Foto: Budisatrio Djiwandono, Anggota DPR RI Dapil Kaltim bersama para APMKT di Hotel Haris. (Hadi Winata/Radar Samarinda)
SAMARINDA – Aliansi Perjuangan Masyarakat Kalimantan Timur (APMKT) menyerahkan surat berisi sejumlah tuntutan kepada Wakil Ketua Umum DPP Gerindra, Budisatrio Djiwandono, Jumat (8/5/2026).
Surat tersebut diberikan langsung oleh Koordinator Lapangan Aliansi, Erly Sopiansyah, usai agenda pertemuan Budisatrio bersama tokoh masyarakat dan kader Gerindra di Harris Hotel Samarinda.
Aliansi berharap Budisatrio yang juga anggota Komisi I DPR RI dari daerah pemilihan Kalimantan Timur dapat menyampaikan langsung aspirasi tersebut kepada Presiden RI Prabowo Subianto.
“Harapan kami surat ini bisa sampai ke Presiden Prabowo agar pemerintah pusat mengetahui kondisi dan polemik yang terjadi di Kalimantan Timur,” ujar Erly.
Pihaknya meminta pemerintah pusat melakukan evaluasi menyeluruh terhadap berbagai kebijakan Pemerintah Provinsi Kalimantan Timur di bawah kepemimpinan Rudy Mas’ud.
Mereka menilai Kaltim sebagai daerah penyangga Ibu Kota Nusantara (IKN) semestinya menjadi contoh pemerintahan yang transparan dan profesional.
“Sebagai provinsi strategis penyangga IKN, Kalimantan Timur seharusnya menjadi contoh praktik pemerintahan modern yang transparan, akuntabel, bebas konflik kepentingan serta berpihak kepada rakyat,” tulis aliansi dalam surat tersebut.
Aliansi turut menyoroti dugaan konsentrasi kekuasaan di lingkar keluarga elite daerah. Hubungan keluarga antara Gubernur Rudy Mas’ud dan Ketua DPRD Kaltim Hasanuddin Mas’ud disebut memunculkan persepsi dinasti politik.
Selain itu, posisi Ketua KADIN Kaltim yang dijabat kerabat gubernur juga dianggap berpotensi menimbulkan konflik kepentingan.
“Publik tentu berharap tidak ada irisan kepentingan antara kekuasaan politik dan organisasi ekonomi daerah,” lanjut isi surat tersebut.
Tak hanya soal tata kelola pemerintahan, aliansi juga mengkritik sejumlah kebijakan anggaran Pemprov Kaltim.
Pengadaan mobil dinas gubernur senilai Rp8,5 miliar menjadi salah satu poin yang dipersoalkan.
Mereka menilai kebijakan tersebut kurang tepat di tengah masih banyaknya infrastruktur jalan yang rusak di berbagai wilayah Kaltim.
“Masyarakat masih menghadapi jalan rusak parah, tapi muncul pengadaan mobil dinas miliaran rupiah. Ini memunculkan pertanyaan publik soal keberpihakan anggaran,” tulis mereka.

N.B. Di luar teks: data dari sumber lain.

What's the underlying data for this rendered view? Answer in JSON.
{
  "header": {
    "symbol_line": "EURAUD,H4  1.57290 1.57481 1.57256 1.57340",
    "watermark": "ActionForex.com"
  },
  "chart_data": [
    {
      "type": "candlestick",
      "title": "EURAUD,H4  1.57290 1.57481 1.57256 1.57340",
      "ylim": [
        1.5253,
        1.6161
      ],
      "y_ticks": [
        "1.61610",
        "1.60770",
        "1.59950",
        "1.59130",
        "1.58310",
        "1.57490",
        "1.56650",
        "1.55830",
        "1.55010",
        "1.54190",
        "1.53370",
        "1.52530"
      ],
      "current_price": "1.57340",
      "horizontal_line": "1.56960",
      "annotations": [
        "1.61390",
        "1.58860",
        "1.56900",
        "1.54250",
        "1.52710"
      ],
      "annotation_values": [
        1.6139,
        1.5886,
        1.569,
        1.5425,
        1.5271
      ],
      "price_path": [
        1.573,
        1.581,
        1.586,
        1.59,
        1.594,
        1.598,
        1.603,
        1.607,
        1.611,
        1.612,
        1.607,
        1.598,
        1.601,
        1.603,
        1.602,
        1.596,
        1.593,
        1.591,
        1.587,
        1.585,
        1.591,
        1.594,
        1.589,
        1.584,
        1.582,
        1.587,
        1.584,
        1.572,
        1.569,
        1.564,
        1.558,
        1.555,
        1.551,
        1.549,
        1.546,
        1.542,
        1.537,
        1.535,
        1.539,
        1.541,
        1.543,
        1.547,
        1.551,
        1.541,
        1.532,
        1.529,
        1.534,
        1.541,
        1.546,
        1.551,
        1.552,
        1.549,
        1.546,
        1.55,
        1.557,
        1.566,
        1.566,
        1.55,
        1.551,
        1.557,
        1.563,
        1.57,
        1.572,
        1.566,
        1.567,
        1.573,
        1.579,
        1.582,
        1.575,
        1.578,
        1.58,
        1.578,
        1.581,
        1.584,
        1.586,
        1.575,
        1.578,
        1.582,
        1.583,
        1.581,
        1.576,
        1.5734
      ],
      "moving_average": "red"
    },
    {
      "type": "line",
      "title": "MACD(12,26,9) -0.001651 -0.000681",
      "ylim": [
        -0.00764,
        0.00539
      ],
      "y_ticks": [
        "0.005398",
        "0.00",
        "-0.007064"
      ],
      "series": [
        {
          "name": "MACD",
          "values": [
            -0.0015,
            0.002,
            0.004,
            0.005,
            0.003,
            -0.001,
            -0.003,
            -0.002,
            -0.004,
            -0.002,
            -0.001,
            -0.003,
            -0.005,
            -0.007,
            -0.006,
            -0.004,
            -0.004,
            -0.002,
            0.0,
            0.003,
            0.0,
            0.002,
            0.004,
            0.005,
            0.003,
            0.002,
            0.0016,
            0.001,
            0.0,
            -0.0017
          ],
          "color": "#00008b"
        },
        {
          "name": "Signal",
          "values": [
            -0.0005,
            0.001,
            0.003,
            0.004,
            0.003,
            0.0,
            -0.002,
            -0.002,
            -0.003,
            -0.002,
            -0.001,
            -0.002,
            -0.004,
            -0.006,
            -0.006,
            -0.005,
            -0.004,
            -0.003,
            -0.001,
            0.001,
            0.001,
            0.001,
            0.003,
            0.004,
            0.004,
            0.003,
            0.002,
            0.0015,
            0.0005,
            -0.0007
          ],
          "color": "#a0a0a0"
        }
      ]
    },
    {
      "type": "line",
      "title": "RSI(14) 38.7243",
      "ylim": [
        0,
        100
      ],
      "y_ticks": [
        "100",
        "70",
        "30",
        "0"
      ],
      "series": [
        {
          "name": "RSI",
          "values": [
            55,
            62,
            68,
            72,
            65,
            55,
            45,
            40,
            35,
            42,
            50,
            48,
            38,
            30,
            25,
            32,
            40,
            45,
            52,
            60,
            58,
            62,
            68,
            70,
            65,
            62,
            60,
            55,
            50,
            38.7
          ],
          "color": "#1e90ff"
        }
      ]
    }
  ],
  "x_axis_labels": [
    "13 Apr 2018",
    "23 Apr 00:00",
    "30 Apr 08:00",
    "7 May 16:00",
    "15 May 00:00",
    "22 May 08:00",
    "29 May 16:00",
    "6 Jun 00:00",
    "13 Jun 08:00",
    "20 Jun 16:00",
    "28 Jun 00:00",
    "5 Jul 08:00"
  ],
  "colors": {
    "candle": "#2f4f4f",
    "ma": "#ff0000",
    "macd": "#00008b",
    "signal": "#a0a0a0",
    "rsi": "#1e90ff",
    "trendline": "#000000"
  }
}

Aliansi juga mempertanyakan pengangkatan 43 tenaga ahli gubernur dengan anggaran sekitar Rp8,3 miliar per tahun.
Menurut mereka, penggunaan anggaran tersebut perlu dievaluasi karena pemerintah daerah sudah memiliki staf ahli dari unsur ASN.
“Anggaran sebesar itu seharusnya bisa diprioritaskan untuk pendidikan, layanan kesehatan, bantuan sosial, maupun perbaikan infrastruktur dasar,” ujar Erly.
Dalam surat itu, aliansi turut menyinggung polemik Bank Kaltimtara, termasuk isu pergantian direksi meski masa jabatan direksi sebelumnya disebut masih berlaku hingga 2028.
Mereka juga menyoroti persoalan SMAN 10 Samarinda yang dinilai berdampak terhadap Program Strategis Nasional Garuda Transformasi.
“Pendidikan seharusnya bebas dari kepentingan politik jangka pendek,” tulis aliansi.
Selain meminta evaluasi terhadap berbagai kebijakan daerah, aliansi juga mendesak aparat penegak hukum dan lembaga pengawas negara turun melakukan pemeriksaan di Kaltim.
“Menghentikan praktik KKN di Kalimantan Timur sekarang,” bunyi salah satu poin tuntutan dalam surat tersebut.